Она молча достала из-за ворота футболки золотую цепочку. Раньше на ней болтался кулон в форме сердечка. Его сестре подарил Соломон на восемнадцатилетие. Теперь вместо кулона на цепочке висел медный крестик.

– Я покрестилась, – сказала Симона, зажав его в кулаке. – И тебе советую. У нас еще есть шанс отмолить свои грехи.

Сестра поднялась из-за стола. Но поскольку была пьяна, ее качнуло. Соломон бросился к ней, чтобы поддержать. Взял под локоток, затем обнял. Они не занимались любовью уже полтора месяца. Держали траур. И в Соломоне столько скопилось нерастраченной сексуальной энергии, что он не смог сдержаться, потянулся к Симоне губами, желая поцеловать ее…

И это после того, что она ему наговорила!

– Не смей, – рявкнула Симона и шарахнулась, как от чумного. – Больше мы ЭТОГО делать не будем.

– Прости меня, я поторопился… – Он поймал ее руку, попытался поцеловать. – Умоляю, прости. Еще рано, я понимаю. Мы должны прийти в себя…

– Ты слышал меня вообще? Отныне мы брат и сестра. И только!

– Ты это не всерьез, – с убеждением проговорил Соломон.

– Увидишь!

И ушла в свою комнату, закрыв за собой дверь на щеколду, чего никогда прежде не делала.

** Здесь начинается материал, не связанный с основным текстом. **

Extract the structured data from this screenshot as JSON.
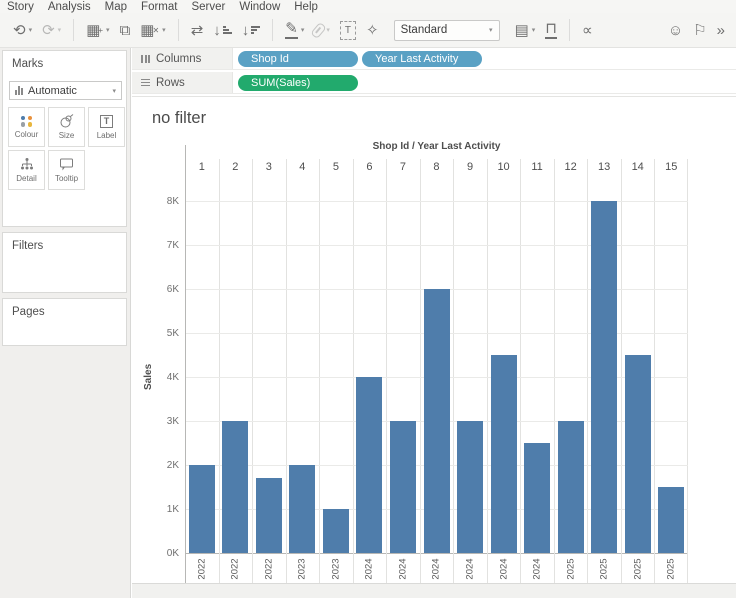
{
  "menu": {
    "items": [
      "Story",
      "Analysis",
      "Map",
      "Format",
      "Server",
      "Window",
      "Help"
    ]
  },
  "toolbar": {
    "items": [
      {
        "name": "pause-auto-updates-icon",
        "glyph": "⟲",
        "caret": true
      },
      {
        "name": "run-update-icon",
        "glyph": "⟳",
        "caret": true,
        "disabled": true
      },
      {
        "type": "divider"
      },
      {
        "name": "new-worksheet-icon",
        "glyph": "▦",
        "badge": "+",
        "caret": true
      },
      {
        "name": "duplicate-sheet-icon",
        "glyph": "⧉"
      },
      {
        "name": "clear-sheet-icon",
        "glyph": "▦",
        "badge": "✕",
        "caret": true
      },
      {
        "type": "divider"
      },
      {
        "name": "swap-rows-columns-icon",
        "glyph": "⇄"
      },
      {
        "name": "sort-ascending-icon",
        "glyph": "↓",
        "bars": "asc"
      },
      {
        "name": "sort-descending-icon",
        "glyph": "↓",
        "bars": "desc"
      },
      {
        "type": "divider"
      },
      {
        "name": "highlight-pen-icon",
        "glyph": "✎",
        "underline": true,
        "caret": true
      },
      {
        "name": "hyperlink-icon",
        "glyph": "clip",
        "caret": true,
        "disabled": true
      },
      {
        "name": "text-annotation-icon",
        "glyph": "T",
        "dashed": true
      },
      {
        "name": "highlight-star-icon",
        "glyph": "✧"
      },
      {
        "type": "select",
        "name": "fit-selector",
        "value": "Standard"
      },
      {
        "name": "show-mark-labels-icon",
        "glyph": "▤",
        "caret": true
      },
      {
        "name": "presentation-mode-icon",
        "glyph": "⊓",
        "underline": true
      },
      {
        "type": "divider"
      },
      {
        "name": "share-icon",
        "glyph": "∝"
      },
      {
        "type": "spacer"
      },
      {
        "name": "feedback-face-icon",
        "glyph": "☺"
      },
      {
        "name": "flag-icon",
        "glyph": "⚐"
      },
      {
        "name": "overflow-chevron-icon",
        "glyph": "»"
      }
    ]
  },
  "shelves": {
    "columns": {
      "label": "Columns",
      "pills": [
        {
          "label": "Shop Id",
          "color": "#5aa1c4"
        },
        {
          "label": "Year Last Activity",
          "color": "#5aa1c4"
        }
      ]
    },
    "rows": {
      "label": "Rows",
      "pills": [
        {
          "label": "SUM(Sales)",
          "color": "#22aa6d"
        }
      ]
    }
  },
  "marks": {
    "title": "Marks",
    "type_selector": {
      "value": "Automatic"
    },
    "buttons": [
      {
        "name": "colour-button",
        "label": "Colour",
        "icon": "colour"
      },
      {
        "name": "size-button",
        "label": "Size",
        "icon": "size"
      },
      {
        "name": "label-button",
        "label": "Label",
        "icon": "label"
      },
      {
        "name": "detail-button",
        "label": "Detail",
        "icon": "detail"
      },
      {
        "name": "tooltip-button",
        "label": "Tooltip",
        "icon": "tooltip"
      }
    ]
  },
  "filters": {
    "title": "Filters"
  },
  "pages": {
    "title": "Pages"
  },
  "sheet": {
    "title": "no filter"
  },
  "chart_data": {
    "type": "bar",
    "title": "no filter",
    "column_header": "Shop Id / Year Last Activity",
    "categories": [
      "1",
      "2",
      "3",
      "4",
      "5",
      "6",
      "7",
      "8",
      "9",
      "10",
      "11",
      "12",
      "13",
      "14",
      "15"
    ],
    "year_labels": [
      "2022",
      "2022",
      "2022",
      "2023",
      "2023",
      "2024",
      "2024",
      "2024",
      "2024",
      "2024",
      "2024",
      "2025",
      "2025",
      "2025",
      "2025"
    ],
    "values": [
      2000,
      3000,
      1700,
      2000,
      1000,
      4000,
      3000,
      6000,
      3000,
      4500,
      2500,
      3000,
      8000,
      4500,
      1500
    ],
    "ylabel": "Sales",
    "y_ticks": [
      "0K",
      "1K",
      "2K",
      "3K",
      "4K",
      "5K",
      "6K",
      "7K",
      "8K"
    ],
    "ylim": [
      0,
      8500
    ],
    "grid": true,
    "legend": "none",
    "bar_color": "#4f7dab"
  }
}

Утром брат с сестрой не виделись. Соломон рано встал и убежал в институт, Симона в этот час еще спала – ей нужно было ко второй паре. Когда он вернулся, то не поверил глазам: в его комнате не осталось ни единой вещи сестры. Все, что он иногда надевал на себя, исчезло. А еще то, что он хранил на память о каких-то событиях. Например, ту самую юбочку, в которой Симона прибежала с танцев. Когда она из нее выросла и хотела выбросить, Соломон не позволил. Эта вещь была особенно дорога ему. И вот теперь ее нет!

Соломон бросился к комнате сестры, толкнул дверь, но она не поддалась.

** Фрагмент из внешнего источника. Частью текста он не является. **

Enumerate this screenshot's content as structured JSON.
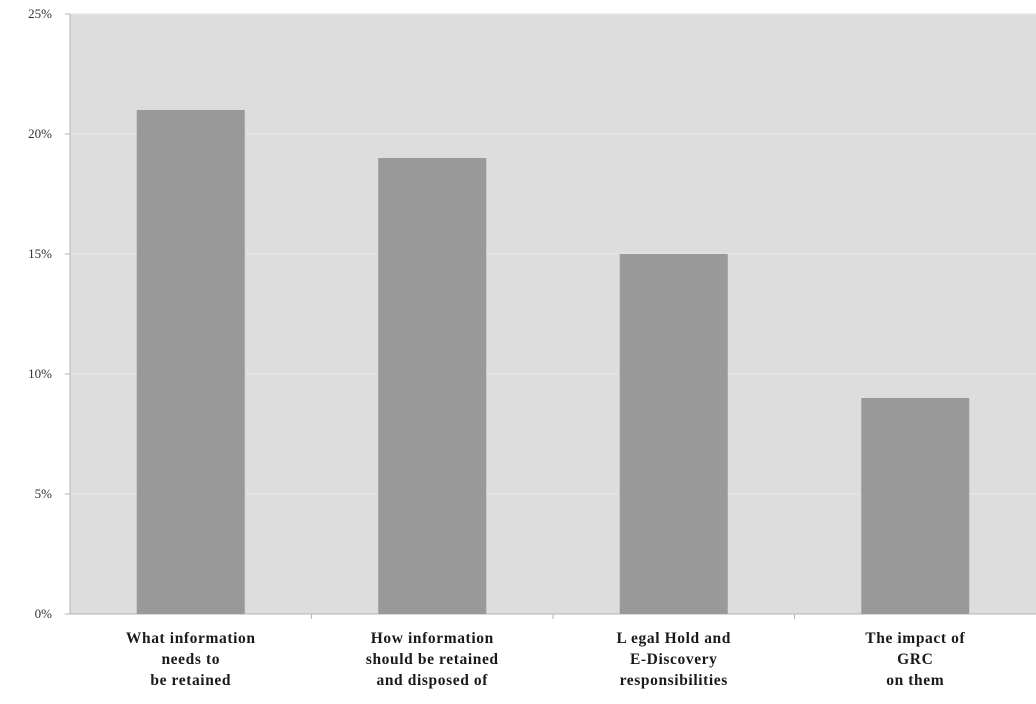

– Симона, открой мне, – крикнул он. Но тут обнаружил в двери замок. Симона врезала его, не сама, естественно, наверное, вызывала слесаря, пока брата не было дома.

Первым желанием Соломона было схватить топор и выломать дверь. Но он взял себя в руки. Если он хочет вернуть Симону, он должен запастись терпением. Они и раньше ругались, пусть и не так серьезно: слов «отныне мы только брат и сестра» он от нее ни разу не слышал, и грехом их любовную связь она не называла. Но могла несколько дней с ним не разговаривать и отлучала от тела. Но Соломон всегда вымаливал прощение… Постарается вымолить и теперь!

Когда сестра вернулась домой, он только спросил:

– Куда ты дела вещи, что забрала у меня?

– Сожгла, – ответила Симона, после чего ушла в ванную и заперлась в ней на полчаса. Сразу после душа заварила чай и ушла к себе, буркнув «спокойной ночи».

Соломон выжидал две недели. Он совсем ничего не предпринимал. Берковичи жили как соседи. Причем сестра не оставляла без присмотра ни одну свою вещь. Даже стираное белье сушила у себя в комнате.

Наступило лето, прошла сессия. Симона с группой уехала на юг собирать абрикосы. Его даже порадовало это. Говорят, разлука маленькую любовь тушит, большую раздувает. В том, что у них большая, он не сомневался, поэтому ожидал пожара.

Симона вернулась с юга загорелая, еще больше постройневшая, красивая, как никогда, и веселая, легкая… Такая, какой была до смерти родителей. Она привезла вина и фруктов, и они чудесно посидели. Болтали, смеялись, держали друг друга за руки.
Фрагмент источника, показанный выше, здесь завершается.